Large bike lanes, high parking fees and car bans along the city's main street has made cycling the transport option of choice. Meanwhile, buses are free on Saturday, and free for students after 7 pm on weekdays and on Sundays too.
The little city also attempted to implement a big new tax on the packaging, before it was foiled by fast-food giant, Mcdonald's.
The Verpackungssteuer(packaging tax), which Tübingen introduced at the start of 2022, added a fifty-cent fee to disposable packaging and a twenty cent fee to disposable cutlery. From takeaway coffee cups and pizza boxes to plastic spoons and forks, everything was taxed, regardless of whether it was made from plastic or recycled materials.
Within weeks, the tax had made promising progress and reduced the amount of waste in city rubbish buns by up to 15 per cent. However, it soon was challenged by the city's single McDonald's who claimed local or individual city policies stood in the way of nationally successful and implementable concepts.
This wasn't the first time McDonald's challenged a German city on packaging tax. Unfortunately, just like in the 1990s when their lawsuit stopped Kassel from implementing the packaging tax, McDonald's also had Tübingen's proposal overturned.
However, the city and its people refuse to be dissuaded and continue to live as a micro example of what a small group of like-minded people can achieve.
How to get there
Fittingly, you can only take a bus or train into the city. The closes airport is Stuttgart Echterdingen is the closest airport and from there, the easiest way to Tübingen an hourly bus service. Alternatively, if you are arriving from Frankfurt, the S-Bahn train is your best bet.
How to get around
Even if you have a car, Tübingen's strict ticket officers, terrible traffic system and countless restrictions mean you're better off parking up and exploring the city by bicycle, bus or on foot.
Best things to see
After roaming around the city centre's cobblestone streets, candy-coloured houses, and Marktplatz (Market Square) in Old Town, find your way to river Neckar where students often go punting during the summer.
Lace-up your good sneakers and climb up the hill to Hohentübingen Castle, which offers a stunning look at 1030's architecture and a few of the city from on high.
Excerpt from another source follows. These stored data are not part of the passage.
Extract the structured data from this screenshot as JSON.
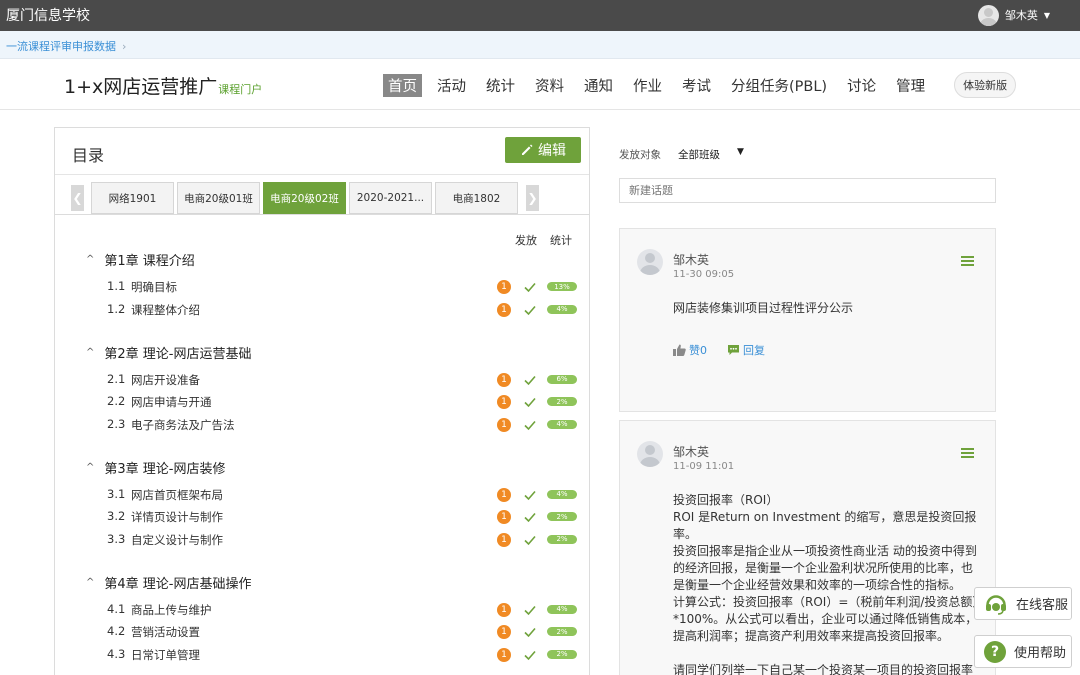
{
  "topbar": {
    "school": "厦门信息学校",
    "user_name": "邹木英"
  },
  "breadcrumb": {
    "item": "一流课程评审申报数据"
  },
  "course": {
    "title": "1+x网店运营推广",
    "subtitle": "课程门户"
  },
  "nav": {
    "items": [
      "首页",
      "活动",
      "统计",
      "资料",
      "通知",
      "作业",
      "考试",
      "分组任务(PBL)",
      "讨论",
      "管理"
    ],
    "active": "首页",
    "new_version": "体验新版"
  },
  "catalog": {
    "title": "目录",
    "edit_label": "编辑",
    "tabs": [
      "网络1901",
      "电商20级01班",
      "电商20级02班",
      "2020-2021...",
      "电商1802"
    ],
    "active_tab": "电商20级02班",
    "col_publish": "发放",
    "col_stats": "统计",
    "chapters": [
      {
        "title": "第1章 课程介绍",
        "lessons": [
          {
            "num": "1.1",
            "name": "明确目标",
            "badge": "1",
            "progress": "13%"
          },
          {
            "num": "1.2",
            "name": "课程整体介绍",
            "badge": "1",
            "progress": "4%"
          }
        ]
      },
      {
        "title": "第2章 理论-网店运营基础",
        "lessons": [
          {
            "num": "2.1",
            "name": "网店开设准备",
            "badge": "1",
            "progress": "6%"
          },
          {
            "num": "2.2",
            "name": "网店申请与开通",
            "badge": "1",
            "progress": "2%"
          },
          {
            "num": "2.3",
            "name": "电子商务法及广告法",
            "badge": "1",
            "progress": "4%"
          }
        ]
      },
      {
        "title": "第3章 理论-网店装修",
        "lessons": [
          {
            "num": "3.1",
            "name": "网店首页框架布局",
            "badge": "1",
            "progress": "4%"
          },
          {
            "num": "3.2",
            "name": "详情页设计与制作",
            "badge": "1",
            "progress": "2%"
          },
          {
            "num": "3.3",
            "name": "自定义设计与制作",
            "badge": "1",
            "progress": "2%"
          }
        ]
      },
      {
        "title": "第4章 理论-网店基础操作",
        "lessons": [
          {
            "num": "4.1",
            "name": "商品上传与维护",
            "badge": "1",
            "progress": "4%"
          },
          {
            "num": "4.2",
            "name": "营销活动设置",
            "badge": "1",
            "progress": "2%"
          },
          {
            "num": "4.3",
            "name": "日常订单管理",
            "badge": "1",
            "progress": "2%"
          }
        ]
      }
    ]
  },
  "discussion": {
    "target_label": "发放对象",
    "target_value": "全部班级",
    "new_topic_placeholder": "新建话题",
    "posts": [
      {
        "author": "邹木英",
        "time": "11-30 09:05",
        "text": "网店装修集训项目过程性评分公示",
        "like_label": "赞0",
        "reply_label": "回复"
      },
      {
        "author": "邹木英",
        "time": "11-09 11:01",
        "text": "投资回报率（ROI）\nROI 是Return on Investment 的缩写，意思是投资回报率。\n投资回报率是指企业从一项投资性商业活 动的投资中得到的经济回报，是衡量一个企业盈利状况所使用的比率，也是衡量一个企业经营效果和效率的一项综合性的指标。\n计算公式：投资回报率（ROI）=（税前年利润/投资总额）*100%。从公式可以看出，企业可以通过降低销售成本，提高利润率；提高资产利用效率来提高投资回报率。\n\n请同学们列举一下自己某一个投资某一项目的投资回报率的"
      }
    ]
  },
  "floating": {
    "service_label": "在线客服",
    "help_label": "使用帮助"
  },
  "colors": {
    "accent_green": "#6fa23b",
    "badge_orange": "#f08a24",
    "progress_green": "#8fc45a",
    "link_blue": "#3a8fd6",
    "topbar": "#4a4a4a"
  }
}
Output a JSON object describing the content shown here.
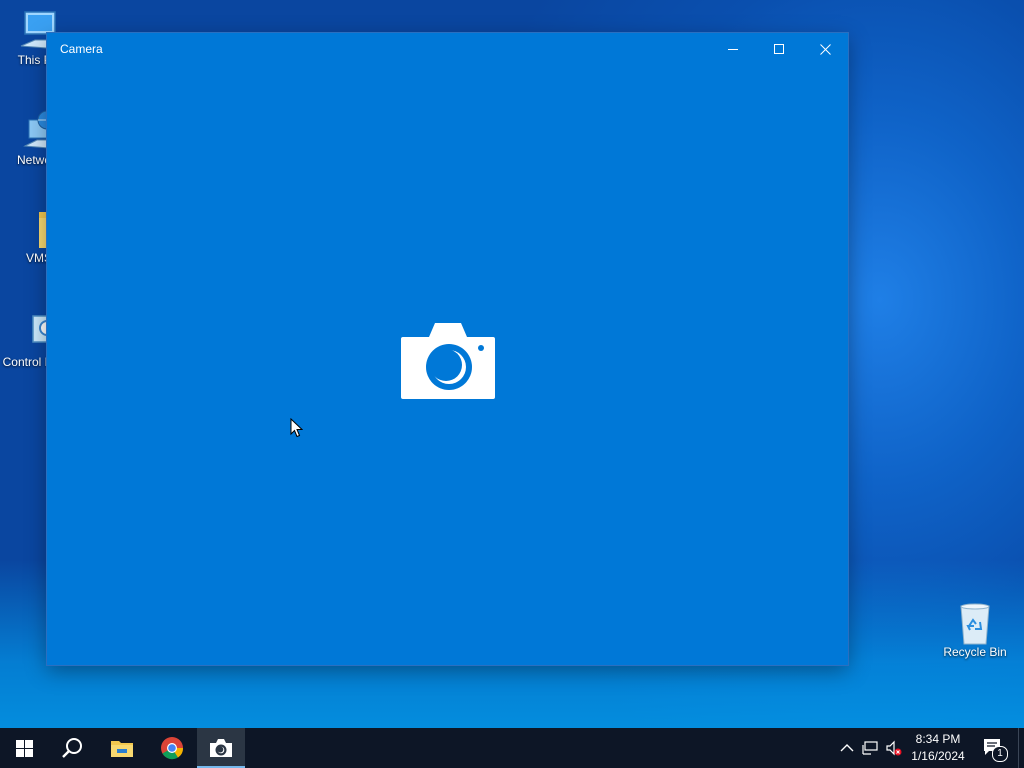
{
  "desktop": {
    "icons": [
      {
        "label": "This PC"
      },
      {
        "label": "Network"
      },
      {
        "label": "VMS"
      },
      {
        "label": "Control Panel"
      },
      {
        "label": "Recycle Bin"
      }
    ]
  },
  "window": {
    "title": "Camera",
    "controls": {
      "minimize": "minimize-icon",
      "maximize": "maximize-icon",
      "close": "close-icon"
    },
    "accent": "#0078d7",
    "placeholder_icon": "camera-icon"
  },
  "taskbar": {
    "apps": [
      "start-icon",
      "search-icon",
      "file-explorer-icon",
      "chrome-icon",
      "camera-icon"
    ],
    "active_app": "camera",
    "tray": [
      "chevron-up-icon",
      "network-icon",
      "volume-muted-icon"
    ],
    "time": "8:34 PM",
    "date": "1/16/2024",
    "notifications_count": "1"
  }
}
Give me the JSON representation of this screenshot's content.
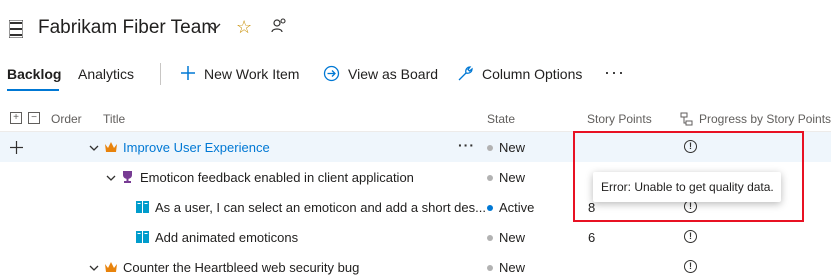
{
  "header": {
    "title": "Fabrikam Fiber Team"
  },
  "tabs": [
    {
      "label": "Backlog",
      "selected": true
    },
    {
      "label": "Analytics",
      "selected": false
    }
  ],
  "commands": {
    "new_work_item": "New Work Item",
    "view_as_board": "View as Board",
    "column_options": "Column Options",
    "more": "···"
  },
  "columns": {
    "order": "Order",
    "title": "Title",
    "state": "State",
    "story_points": "Story Points",
    "progress": "Progress by Story Points"
  },
  "rows": [
    {
      "title": "Improve User Experience",
      "state": "New",
      "story_points": "",
      "type": "feature",
      "level": 1
    },
    {
      "title": "Emoticon feedback enabled in client application",
      "state": "New",
      "story_points": "",
      "type": "epic",
      "level": 2
    },
    {
      "title": "As a user, I can select an emoticon and add a short des...",
      "state": "Active",
      "story_points": "8",
      "type": "story",
      "level": 3
    },
    {
      "title": "Add animated emoticons",
      "state": "New",
      "story_points": "6",
      "type": "story",
      "level": 3
    },
    {
      "title": "Counter the Heartbleed web security bug",
      "state": "New",
      "story_points": "",
      "type": "feature",
      "level": 1
    }
  ],
  "tooltip": {
    "text": "Error: Unable to get quality data."
  },
  "colors": {
    "accent": "#0078d4",
    "error_outline": "#e81123",
    "feature_icon": "#e8830c",
    "epic_icon": "#773b93"
  }
}
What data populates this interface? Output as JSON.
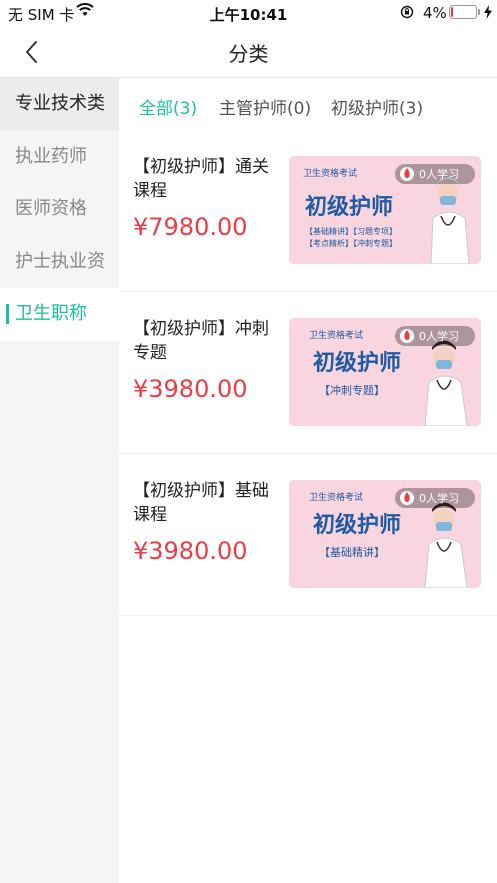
{
  "status_bar": {
    "carrier": "无 SIM 卡",
    "time": "上午10:41",
    "battery_percent": "4%",
    "battery_level": 0.04
  },
  "nav": {
    "title": "分类"
  },
  "sidebar": {
    "items": [
      {
        "label": "专业技术类"
      },
      {
        "label": "执业药师"
      },
      {
        "label": "医师资格"
      },
      {
        "label": "护士执业资"
      },
      {
        "label": "卫生职称"
      }
    ]
  },
  "tabs": [
    {
      "label": "全部(3)"
    },
    {
      "label": "主管护师(0)"
    },
    {
      "label": "初级护师(3)"
    }
  ],
  "courses": [
    {
      "title": "【初级护师】通关课程",
      "price": "¥7980.00",
      "thumb": {
        "exam": "卫生资格考试",
        "heading": "初级护师",
        "learners": "0人学习",
        "tags": [
          "【基础精讲】【习题专项】",
          "【考点精析】【冲刺专题】"
        ]
      }
    },
    {
      "title": "【初级护师】冲刺专题",
      "price": "¥3980.00",
      "thumb": {
        "exam": "卫生资格考试",
        "heading": "初级护师",
        "learners": "0人学习",
        "tags": [
          "【冲刺专题】"
        ]
      }
    },
    {
      "title": "【初级护师】基础课程",
      "price": "¥3980.00",
      "thumb": {
        "exam": "卫生资格考试",
        "heading": "初级护师",
        "learners": "0人学习",
        "tags": [
          "【基础精讲】"
        ]
      }
    }
  ],
  "colors": {
    "accent": "#1cbf9d",
    "price": "#ef3b46",
    "thumb_bg": "#f9d6df",
    "thumb_heading": "#1f5aa6"
  }
}
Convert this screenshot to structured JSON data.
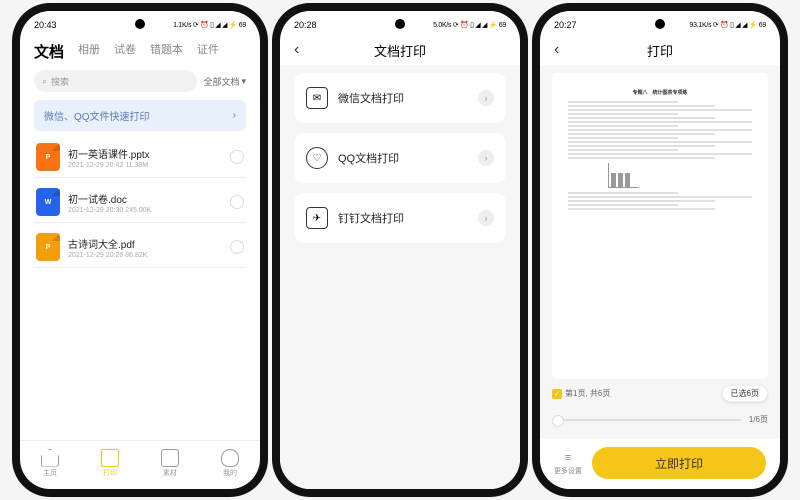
{
  "phone1": {
    "status": {
      "time": "20:43",
      "right": "1.1K/s ⟳ ⏰ ▯ ◢ ◢ ⚡ 69"
    },
    "tabs": [
      "文档",
      "相册",
      "试卷",
      "错题本",
      "证件"
    ],
    "search": {
      "placeholder": "搜索",
      "filter": "全部文档"
    },
    "banner": "微信、QQ文件快速打印",
    "files": [
      {
        "name": "初一英语课件.pptx",
        "meta": "2021-12-29 20:42 11.38M",
        "type": "ppt",
        "ext": "P"
      },
      {
        "name": "初一试卷.doc",
        "meta": "2021-12-29 20:30 245.00K",
        "type": "doc",
        "ext": "W"
      },
      {
        "name": "古诗词大全.pdf",
        "meta": "2021-12-29 20:26 86.82K",
        "type": "pdf",
        "ext": "P"
      }
    ],
    "nav": [
      {
        "label": "主页",
        "active": false
      },
      {
        "label": "打印",
        "active": true
      },
      {
        "label": "素材",
        "active": false
      },
      {
        "label": "我的",
        "active": false
      }
    ]
  },
  "phone2": {
    "status": {
      "time": "20:28",
      "right": "5.0K/s ⟳ ⏰ ▯ ◢ ◢ ⚡ 69"
    },
    "title": "文档打印",
    "options": [
      {
        "label": "微信文档打印",
        "icon": "wechat"
      },
      {
        "label": "QQ文档打印",
        "icon": "qq"
      },
      {
        "label": "钉钉文档打印",
        "icon": "dingtalk"
      }
    ]
  },
  "phone3": {
    "status": {
      "time": "20:27",
      "right": "93.1K/s ⟳ ⏰ ▯ ◢ ◢ ⚡ 69"
    },
    "title": "打印",
    "doc_title": "专题八　统计图表专项练",
    "page_label": "第1页, 共6页",
    "selected": "已选6页",
    "slider": "1/6页",
    "more": "更多设置",
    "print_btn": "立即打印"
  }
}
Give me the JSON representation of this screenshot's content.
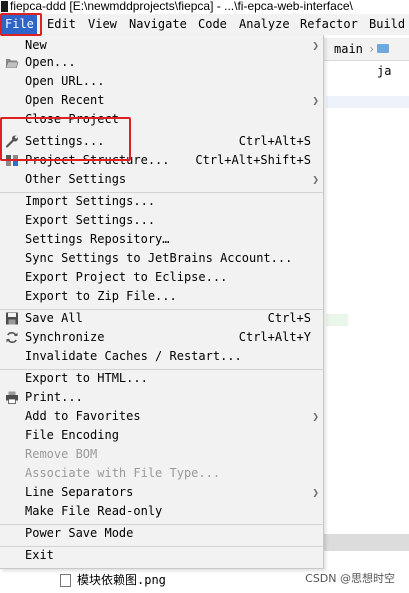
{
  "window": {
    "title": "fiepca-ddd [E:\\newmddprojects\\fiepca] - ...\\fi-epca-web-interface\\"
  },
  "menubar": {
    "items": [
      {
        "label": "File"
      },
      {
        "label": "Edit"
      },
      {
        "label": "View"
      },
      {
        "label": "Navigate"
      },
      {
        "label": "Code"
      },
      {
        "label": "Analyze"
      },
      {
        "label": "Refactor"
      },
      {
        "label": "Build"
      }
    ]
  },
  "breadcrumb": {
    "main": "main",
    "java": "ja"
  },
  "file_menu": {
    "items": [
      {
        "label": "New",
        "submenu": true
      },
      {
        "label": "Open...",
        "icon": "folder-open-icon"
      },
      {
        "label": "Open URL..."
      },
      {
        "label": "Open Recent",
        "submenu": true
      },
      {
        "label": "Close Project"
      },
      {
        "label": "Settings...",
        "shortcut": "Ctrl+Alt+S",
        "icon": "wrench-icon"
      },
      {
        "label": "Project Structure...",
        "shortcut": "Ctrl+Alt+Shift+S",
        "icon": "project-structure-icon"
      },
      {
        "label": "Other Settings",
        "submenu": true
      },
      {
        "label": "Import Settings..."
      },
      {
        "label": "Export Settings..."
      },
      {
        "label": "Settings Repository…"
      },
      {
        "label": "Sync Settings to JetBrains Account..."
      },
      {
        "label": "Export Project to Eclipse..."
      },
      {
        "label": "Export to Zip File..."
      },
      {
        "label": "Save All",
        "shortcut": "Ctrl+S",
        "icon": "save-icon"
      },
      {
        "label": "Synchronize",
        "shortcut": "Ctrl+Alt+Y",
        "icon": "sync-icon"
      },
      {
        "label": "Invalidate Caches / Restart..."
      },
      {
        "label": "Export to HTML..."
      },
      {
        "label": "Print...",
        "icon": "printer-icon"
      },
      {
        "label": "Add to Favorites",
        "submenu": true
      },
      {
        "label": "File Encoding"
      },
      {
        "label": "Remove BOM",
        "disabled": true
      },
      {
        "label": "Associate with File Type...",
        "disabled": true
      },
      {
        "label": "Line Separators",
        "submenu": true
      },
      {
        "label": "Make File Read-only"
      },
      {
        "label": "Power Save Mode"
      },
      {
        "label": "Exit"
      }
    ]
  },
  "project_tree": {
    "file_name": "模块依赖图.png"
  },
  "watermark": "CSDN @思想时空",
  "colors": {
    "menu_active": "#2f65ca",
    "highlight_box": "#e02020",
    "menu_bg": "#f2f2f2"
  }
}
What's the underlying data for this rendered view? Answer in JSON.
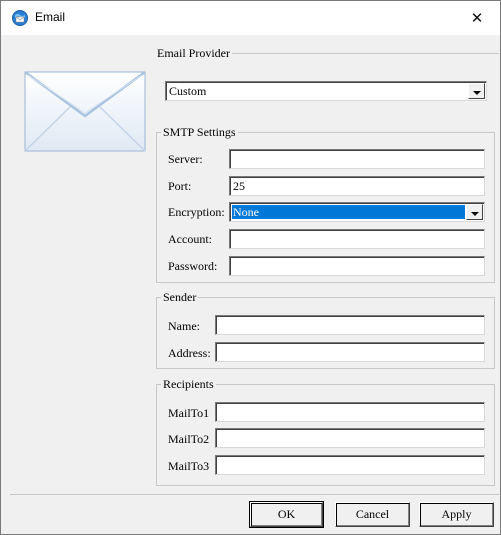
{
  "window": {
    "title": "Email",
    "close_glyph": "✕"
  },
  "icons": {
    "app": "globe-mail-icon",
    "envelope": "envelope-illustration",
    "dropdown": "chevron-down-icon"
  },
  "email_provider": {
    "group_label": "Email Provider",
    "selected": "Custom"
  },
  "smtp": {
    "group_label": "SMTP Settings",
    "server_label": "Server:",
    "server_value": "",
    "port_label": "Port:",
    "port_value": "25",
    "encryption_label": "Encryption:",
    "encryption_selected": "None",
    "account_label": "Account:",
    "account_value": "",
    "password_label": "Password:",
    "password_value": ""
  },
  "sender": {
    "group_label": "Sender",
    "name_label": "Name:",
    "name_value": "",
    "address_label": "Address:",
    "address_value": ""
  },
  "recipients": {
    "group_label": "Recipients",
    "mailto1_label": "MailTo1",
    "mailto1_value": "",
    "mailto2_label": "MailTo2",
    "mailto2_value": "",
    "mailto3_label": "MailTo3",
    "mailto3_value": ""
  },
  "buttons": {
    "ok": "OK",
    "cancel": "Cancel",
    "apply": "Apply"
  },
  "colors": {
    "selection": "#0078d7",
    "dialog_bg": "#f0f0f0"
  }
}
Not to let a good building go to waste, it now houses several university faculties, including the laboratory where Friedrich Miescher discovered DNA in 1869.
On the way down, stop by the on-site Ancient Culture Museum to see some of the world's oldest artworks of humankind including a small Ice Age figure carved from mammoth bones.
Best places to eat
To eat where locals do, head for Neckarmüller restaurant, which sits on the edge of the river. But be warned, it's a popular spot so bookings may be essential. For something plant-based, hunt down Veggie Box, a vegan restaurant near the Old Botanical Garden or Vegi Bar and Café to try their famous falafel wraps and platters.